Далее последовал гнуснейший смех визитера. Злобный, грубый, отрывистый.
– Я пришел сюда узнать о местонахождении мистера Вустера. Я подумал, что, возможно, лорд Чаффнел его видел. И никак не предполагал, что встречу здесь вас. Послушайте, вы, – эта болотная чума Стоукер вдруг заполыхал злобой, – вам известно, что я намерен с вами сделать?
– Нет, сэр.
– Свернуть вам башку.
– Вот как, сэр?
– Именно так.
Дживс кашлянул.
– Вы не находите, сэр, что это несколько чрезмерно? Я допускаю, что мое решение – в какой-то мере неожиданное, я это признаю, – оставить службу у вас и снова занять место камердинера у его светлости могло вызвать ваше неудовольствие, однако…
– Вы отлично знаете, о чем я говорю. Или будете отрицать, что похитили этого молокососа Вустера с моей яхты?
– О нет, сэр. Признаю, я способствовал обретению мистером Вустером личной свободы. В ходе беседы, которая у нас с ним состоялась, мистер Вустер сообщил мне, что он незаконно и самоуправно удерживается на борту этого судна, и я, действуя исключительно в ваших интересах, освободил его. Как вы, вероятно, помните, сэр, я в то время еще находился у вас на службе и потому счел своим долгом избавить вас от чрезвычайно серьезных неприятностей.
Конечно, я ничего не видел, но, судя по взрыкиваньям и бульканью, которыми Стоукер сопровождал это сообщение, он все время порывался его перебить. Безнадежное это дело, надо было со мной сначала посоветоваться, я бы его просветил. Если Дживс начал говорить что-то, что он считает важным, его не остановишь, надо набраться терпения и ждать, пока он не иссякнет.
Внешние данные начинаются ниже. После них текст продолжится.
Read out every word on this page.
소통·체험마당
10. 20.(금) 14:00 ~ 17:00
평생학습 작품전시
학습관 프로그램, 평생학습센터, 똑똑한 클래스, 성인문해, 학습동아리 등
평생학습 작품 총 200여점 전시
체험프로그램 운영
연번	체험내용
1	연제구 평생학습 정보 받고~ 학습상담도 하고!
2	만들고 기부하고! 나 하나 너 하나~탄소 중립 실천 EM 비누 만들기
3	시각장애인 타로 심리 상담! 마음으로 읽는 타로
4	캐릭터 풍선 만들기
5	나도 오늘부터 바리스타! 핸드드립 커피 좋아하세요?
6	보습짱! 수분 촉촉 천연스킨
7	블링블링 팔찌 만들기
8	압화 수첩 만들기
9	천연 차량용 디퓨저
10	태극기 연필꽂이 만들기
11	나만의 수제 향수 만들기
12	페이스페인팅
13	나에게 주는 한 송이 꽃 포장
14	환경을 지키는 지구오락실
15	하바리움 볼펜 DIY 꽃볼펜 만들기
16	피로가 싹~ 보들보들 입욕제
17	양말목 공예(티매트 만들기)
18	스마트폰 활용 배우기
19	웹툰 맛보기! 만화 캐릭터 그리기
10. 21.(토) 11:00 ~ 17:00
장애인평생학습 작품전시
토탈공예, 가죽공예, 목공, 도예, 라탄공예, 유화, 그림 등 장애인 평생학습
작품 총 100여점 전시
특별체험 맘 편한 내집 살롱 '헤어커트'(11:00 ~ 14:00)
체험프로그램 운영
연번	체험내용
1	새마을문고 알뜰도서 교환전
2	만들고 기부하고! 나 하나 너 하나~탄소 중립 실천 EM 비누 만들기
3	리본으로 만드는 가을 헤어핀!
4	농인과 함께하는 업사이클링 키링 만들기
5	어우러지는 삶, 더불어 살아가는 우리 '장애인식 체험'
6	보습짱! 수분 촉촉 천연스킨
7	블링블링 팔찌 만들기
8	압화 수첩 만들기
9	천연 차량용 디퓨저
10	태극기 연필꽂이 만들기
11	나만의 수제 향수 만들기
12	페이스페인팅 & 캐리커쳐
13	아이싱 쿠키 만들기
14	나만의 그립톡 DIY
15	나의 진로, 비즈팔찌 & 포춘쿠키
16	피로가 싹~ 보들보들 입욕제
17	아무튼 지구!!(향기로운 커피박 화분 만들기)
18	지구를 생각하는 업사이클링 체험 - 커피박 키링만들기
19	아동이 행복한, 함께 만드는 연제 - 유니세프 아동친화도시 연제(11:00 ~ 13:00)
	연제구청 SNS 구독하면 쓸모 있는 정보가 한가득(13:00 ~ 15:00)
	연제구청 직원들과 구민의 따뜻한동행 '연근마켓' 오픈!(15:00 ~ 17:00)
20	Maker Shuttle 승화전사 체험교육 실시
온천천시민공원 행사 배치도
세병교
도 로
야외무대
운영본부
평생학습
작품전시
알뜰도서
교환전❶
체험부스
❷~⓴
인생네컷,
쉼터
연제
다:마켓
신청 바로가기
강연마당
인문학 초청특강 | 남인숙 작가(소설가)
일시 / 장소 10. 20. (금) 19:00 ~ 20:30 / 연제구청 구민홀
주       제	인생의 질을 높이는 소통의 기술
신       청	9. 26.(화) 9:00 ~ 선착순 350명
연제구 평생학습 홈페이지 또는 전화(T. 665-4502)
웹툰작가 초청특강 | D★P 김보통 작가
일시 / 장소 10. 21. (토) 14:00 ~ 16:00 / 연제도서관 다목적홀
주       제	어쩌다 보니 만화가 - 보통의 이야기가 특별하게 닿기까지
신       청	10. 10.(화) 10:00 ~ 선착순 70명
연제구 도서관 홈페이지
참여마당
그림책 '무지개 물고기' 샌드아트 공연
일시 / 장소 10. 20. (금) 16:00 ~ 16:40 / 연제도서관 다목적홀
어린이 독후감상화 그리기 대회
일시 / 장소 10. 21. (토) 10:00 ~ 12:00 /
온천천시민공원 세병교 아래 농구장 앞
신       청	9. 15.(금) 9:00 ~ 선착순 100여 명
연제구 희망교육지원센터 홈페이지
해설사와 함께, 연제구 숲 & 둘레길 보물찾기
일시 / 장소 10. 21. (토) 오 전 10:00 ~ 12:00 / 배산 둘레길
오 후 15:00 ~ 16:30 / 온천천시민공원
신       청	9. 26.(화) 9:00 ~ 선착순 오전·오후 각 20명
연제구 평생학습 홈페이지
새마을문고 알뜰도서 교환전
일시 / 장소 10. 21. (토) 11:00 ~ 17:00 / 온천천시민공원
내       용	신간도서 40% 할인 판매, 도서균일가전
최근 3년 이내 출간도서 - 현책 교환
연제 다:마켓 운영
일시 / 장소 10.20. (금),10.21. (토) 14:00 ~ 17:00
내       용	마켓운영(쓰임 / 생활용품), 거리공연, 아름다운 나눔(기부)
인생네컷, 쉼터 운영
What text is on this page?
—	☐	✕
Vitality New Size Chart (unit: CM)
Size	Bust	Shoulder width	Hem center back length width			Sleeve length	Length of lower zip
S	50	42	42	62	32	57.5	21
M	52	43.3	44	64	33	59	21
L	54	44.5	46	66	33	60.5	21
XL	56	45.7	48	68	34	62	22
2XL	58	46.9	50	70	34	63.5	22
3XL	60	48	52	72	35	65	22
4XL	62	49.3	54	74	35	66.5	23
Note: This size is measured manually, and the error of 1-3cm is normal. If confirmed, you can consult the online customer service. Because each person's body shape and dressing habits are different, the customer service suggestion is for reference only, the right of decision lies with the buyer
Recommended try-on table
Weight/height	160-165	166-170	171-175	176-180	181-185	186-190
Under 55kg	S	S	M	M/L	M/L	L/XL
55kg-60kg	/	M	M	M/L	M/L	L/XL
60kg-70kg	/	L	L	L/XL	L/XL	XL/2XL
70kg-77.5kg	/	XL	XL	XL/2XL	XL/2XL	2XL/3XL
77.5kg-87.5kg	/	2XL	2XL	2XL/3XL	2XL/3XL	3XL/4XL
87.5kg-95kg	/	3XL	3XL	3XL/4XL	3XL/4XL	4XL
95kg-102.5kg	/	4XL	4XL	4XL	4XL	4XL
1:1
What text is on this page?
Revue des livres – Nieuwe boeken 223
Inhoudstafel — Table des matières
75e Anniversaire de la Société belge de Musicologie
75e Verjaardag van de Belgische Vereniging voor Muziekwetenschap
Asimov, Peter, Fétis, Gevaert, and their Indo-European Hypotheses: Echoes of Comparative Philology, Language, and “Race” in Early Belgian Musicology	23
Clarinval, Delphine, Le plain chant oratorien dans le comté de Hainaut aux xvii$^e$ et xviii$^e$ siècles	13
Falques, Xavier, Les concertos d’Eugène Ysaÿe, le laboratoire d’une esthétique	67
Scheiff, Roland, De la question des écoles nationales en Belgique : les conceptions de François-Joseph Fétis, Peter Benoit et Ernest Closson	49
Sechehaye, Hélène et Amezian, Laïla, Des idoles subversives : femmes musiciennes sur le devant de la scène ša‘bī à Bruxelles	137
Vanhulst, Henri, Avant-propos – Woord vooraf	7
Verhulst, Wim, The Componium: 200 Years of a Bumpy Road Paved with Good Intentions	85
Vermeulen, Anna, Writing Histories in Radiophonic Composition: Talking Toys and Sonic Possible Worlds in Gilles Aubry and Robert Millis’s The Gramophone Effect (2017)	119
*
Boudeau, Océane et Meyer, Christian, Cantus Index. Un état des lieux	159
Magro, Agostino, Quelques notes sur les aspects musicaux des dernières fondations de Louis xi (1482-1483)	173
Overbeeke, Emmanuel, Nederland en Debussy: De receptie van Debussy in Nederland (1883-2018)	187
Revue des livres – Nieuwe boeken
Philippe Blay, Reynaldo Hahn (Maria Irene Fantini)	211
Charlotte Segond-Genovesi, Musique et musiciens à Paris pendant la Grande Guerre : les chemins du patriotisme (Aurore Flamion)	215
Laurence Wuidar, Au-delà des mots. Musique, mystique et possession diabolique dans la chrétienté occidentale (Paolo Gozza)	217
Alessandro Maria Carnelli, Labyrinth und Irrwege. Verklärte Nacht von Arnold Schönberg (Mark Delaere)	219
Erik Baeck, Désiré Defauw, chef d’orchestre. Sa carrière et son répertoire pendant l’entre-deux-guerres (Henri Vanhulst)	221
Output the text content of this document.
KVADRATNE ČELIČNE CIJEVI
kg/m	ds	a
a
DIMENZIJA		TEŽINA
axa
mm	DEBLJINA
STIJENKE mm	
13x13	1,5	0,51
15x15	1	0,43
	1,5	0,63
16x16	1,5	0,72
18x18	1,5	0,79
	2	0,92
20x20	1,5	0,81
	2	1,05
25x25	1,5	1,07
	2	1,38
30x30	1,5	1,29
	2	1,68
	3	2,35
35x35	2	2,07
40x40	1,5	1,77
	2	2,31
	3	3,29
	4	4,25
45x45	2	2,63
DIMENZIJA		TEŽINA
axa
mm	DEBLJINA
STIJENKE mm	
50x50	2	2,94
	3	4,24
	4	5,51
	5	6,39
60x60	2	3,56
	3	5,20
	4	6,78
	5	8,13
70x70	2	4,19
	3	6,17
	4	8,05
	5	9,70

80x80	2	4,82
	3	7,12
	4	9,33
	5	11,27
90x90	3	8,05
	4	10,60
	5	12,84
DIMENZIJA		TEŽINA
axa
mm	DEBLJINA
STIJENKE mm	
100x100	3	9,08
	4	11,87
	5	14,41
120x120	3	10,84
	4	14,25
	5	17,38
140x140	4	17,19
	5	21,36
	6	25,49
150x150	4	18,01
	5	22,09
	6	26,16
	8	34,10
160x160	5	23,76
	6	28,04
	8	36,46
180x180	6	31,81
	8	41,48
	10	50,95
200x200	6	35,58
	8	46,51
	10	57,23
И хотя он наконец умолк, его оппонент вовсе не спешил представить свои контраргументы. Надо полагать, небольшое выступление Дживса дало ему пищу для размышлений.
Да, я не ошибся. Старый хрыч долго сопел, пыхтел, а когда наконец заговорил, его голос чуть ли не дрожал от благоговейного ужаса. Такое часто случается с теми, кто пошел против Дживса. Он обладает талантом предложить иной, свежий взгляд на вещи.
– Кто из нас сошел с ума – вы или я?
– Прошу прощения, сэр?
– Вы, кажется, сказали, что хотели спасти меня – меня! – от…
– Серьезных неприятностей? Да, сэр, сказал. Не могу утверждать с полной уверенностью, ибо я не в состоянии предсказать, как было бы расценено присяжными то обстоятельство, что мистер Вустер вошел на борт вашего судна по собственной воле…
– Присяжными?!
– …однако насильственное задержание его на яхте вопреки явно выраженному им желанию ее покинуть содержит, как я полагаю, признаки состава такого преступления, как похищение, за каковое, как вам, без сомнения, известно, сэр, предусмотрено крайне суровое наказание.
– Но как же так, послушайте!..
– Англия – чрезвычайно законопослушная страна, сэр, и правонарушения, которые, возможно, прошли бы незамеченными на вашей родине, здесь караются по всей строгости закона. К сожалению, я не слишком хорошо осведомлен обо всех юридических тонкостях и потому не взялся бы утверждать под присягой, что имевшее место насильственное задержание мистера Вустера было бы квалифицировано как нарушение Уголовного кодекса и в качестве такового повлекло бы за собой надлежащее наказание в виде тюремного заключения, однако не подлежит сомнению, что если бы я не вмешался, то у упомянутого молодого джентльмена появилась бы возможность предъявить вам в порядке гражданского судопроизводства иск о возмещении морального вреда на весьма существенную сумму. Поэтому я, заботясь, как я уже упомянул, исключительно о ваших интересах, сэр, и освободил мистера Вустера.
Наступило молчание.
– Спасибо, – произнес наконец Стоукер кротко.
– Не за что, сэр.
– Я вам очень признателен.
– Я сделал то, что считал единственно возможным, сэр, дабы предотвратить чрезвычайно неблагоприятное и даже угрожающее развитие событий.
– Да-да, вы правы.
Знаете, я считаю, что имя Дживса должно войти в историю, овеянное легендами и сказаниями. Прославили же пророка Даниила только за то, что он просидел каких-нибудь полчаса во рву со львами и потом расстался с этими бессловесными тварями в самых теплых и дружеских отношениях; и если нынешний подвиг Дживса не затмевает деяние пророка, значит, я ничего не понимаю в подвигах. Меньше чем за пять минут он обратил рычащего и жаждущего крови хищника в безобидное домашнее животное. Ни за что бы не поверил, что такое возможно, но я присутствовал при сцене укрощения и слышал все собственными ушами.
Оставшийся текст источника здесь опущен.